Überzeugter Anhänger des Konsensualismus, gibt er jedoch zu, dass die Behörden ihn einschränken können, um eine bestimmte Bevölkerung zu schützen, das gemeinsame Interesse zu gewährleisten oder das Heil der Seele zu sichern[13]. Lessius formuliert ebenfalls ein Prinzip der Vertragsfreiheit[14] und konzipiert bereits das Prinzip der verbindlichen Vertragskraft, die dann voll von Pedro de Oñate übernommen werden.[15] Er gibt auch die Theorie der Unvorhersehbarkeit zu, wobei er bedenkt, dass man sich nicht wünschen kann, und daher gebunden werden kann, was nicht vorgesehen werden kann.[16]

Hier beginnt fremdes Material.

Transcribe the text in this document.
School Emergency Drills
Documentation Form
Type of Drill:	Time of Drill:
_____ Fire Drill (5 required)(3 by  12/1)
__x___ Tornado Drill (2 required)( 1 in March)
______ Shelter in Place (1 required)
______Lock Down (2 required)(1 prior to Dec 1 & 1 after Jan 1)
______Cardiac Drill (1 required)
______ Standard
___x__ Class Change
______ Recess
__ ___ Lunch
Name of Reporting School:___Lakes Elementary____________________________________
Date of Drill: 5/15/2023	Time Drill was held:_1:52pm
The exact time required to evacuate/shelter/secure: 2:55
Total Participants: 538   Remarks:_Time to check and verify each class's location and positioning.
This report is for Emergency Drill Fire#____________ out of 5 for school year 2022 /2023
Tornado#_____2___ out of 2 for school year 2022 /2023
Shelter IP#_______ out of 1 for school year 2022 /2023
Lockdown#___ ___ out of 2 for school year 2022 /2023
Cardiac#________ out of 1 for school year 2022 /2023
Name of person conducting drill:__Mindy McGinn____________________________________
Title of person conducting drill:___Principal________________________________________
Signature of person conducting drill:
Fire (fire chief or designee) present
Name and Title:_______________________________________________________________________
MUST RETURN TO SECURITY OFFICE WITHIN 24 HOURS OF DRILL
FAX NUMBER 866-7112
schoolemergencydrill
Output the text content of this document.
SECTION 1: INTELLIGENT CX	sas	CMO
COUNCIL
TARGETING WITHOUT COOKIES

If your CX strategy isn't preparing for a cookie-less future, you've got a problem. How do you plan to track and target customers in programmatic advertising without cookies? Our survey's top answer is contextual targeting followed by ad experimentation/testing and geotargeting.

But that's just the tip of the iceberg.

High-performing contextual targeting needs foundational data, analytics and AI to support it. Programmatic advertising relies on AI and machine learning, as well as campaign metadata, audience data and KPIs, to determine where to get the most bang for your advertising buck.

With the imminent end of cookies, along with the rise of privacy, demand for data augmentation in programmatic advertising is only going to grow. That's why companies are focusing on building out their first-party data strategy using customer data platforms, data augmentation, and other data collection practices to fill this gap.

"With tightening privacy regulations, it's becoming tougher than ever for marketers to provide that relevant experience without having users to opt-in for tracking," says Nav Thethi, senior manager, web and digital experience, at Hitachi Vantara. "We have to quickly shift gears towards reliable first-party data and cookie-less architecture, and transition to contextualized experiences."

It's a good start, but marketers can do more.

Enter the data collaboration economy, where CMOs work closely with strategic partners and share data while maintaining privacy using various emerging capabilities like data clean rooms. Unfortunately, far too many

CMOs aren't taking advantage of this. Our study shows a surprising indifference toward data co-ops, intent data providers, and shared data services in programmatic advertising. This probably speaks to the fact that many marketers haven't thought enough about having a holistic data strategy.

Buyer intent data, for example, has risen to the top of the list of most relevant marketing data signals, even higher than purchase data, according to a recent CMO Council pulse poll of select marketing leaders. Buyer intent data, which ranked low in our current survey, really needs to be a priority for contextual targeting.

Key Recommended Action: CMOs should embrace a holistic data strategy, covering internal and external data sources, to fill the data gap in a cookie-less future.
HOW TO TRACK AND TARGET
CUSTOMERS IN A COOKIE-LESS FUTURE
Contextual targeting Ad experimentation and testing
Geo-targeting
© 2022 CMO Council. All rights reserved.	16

Er denkt auch über den Begriff des gerechten Preises nach, den er als der Rest der Schule von Salamanca als Ergebnis der menschlichen Wertschätzung betrachtet: Er glaubt, dass dieser Begriff einen gewissen Spielraum hat, abhängig von Angebot und Nachfrage, von der Währungssituation, der Art der Transaktion usw.[17]
Lessius, der für seine Arbeiten als "Meister der wirtschaftlichen Analyse" anerkannt wurde,[18] insbesondere für seine Präfigurierung der Liquiditätsprämie, erweist sich als einer der großen Verfechter neuer merkantiler Praktiken, die manchmal der traditionellen Rechtsauslegung zuwiderliefen,[19] am Beispiel seiner Verteidigung der Monte di Pietà[20] oder der Figur des contractum trinus.[21]
Er stützt sich auf die thomistische Philosophie, das römische Recht, aber auch auf empirische Beobachtungen der Funktionsweise der Märkte[22][23] und liefert den Verfechtern der kommerziellen Entwicklung und des Kapitalismus viele Argumente.[24]
Im gleichen Sinne interessiert er sich auch für ethische und deontologische Fragen der Funktionen von Anwälten und Beratern.[25]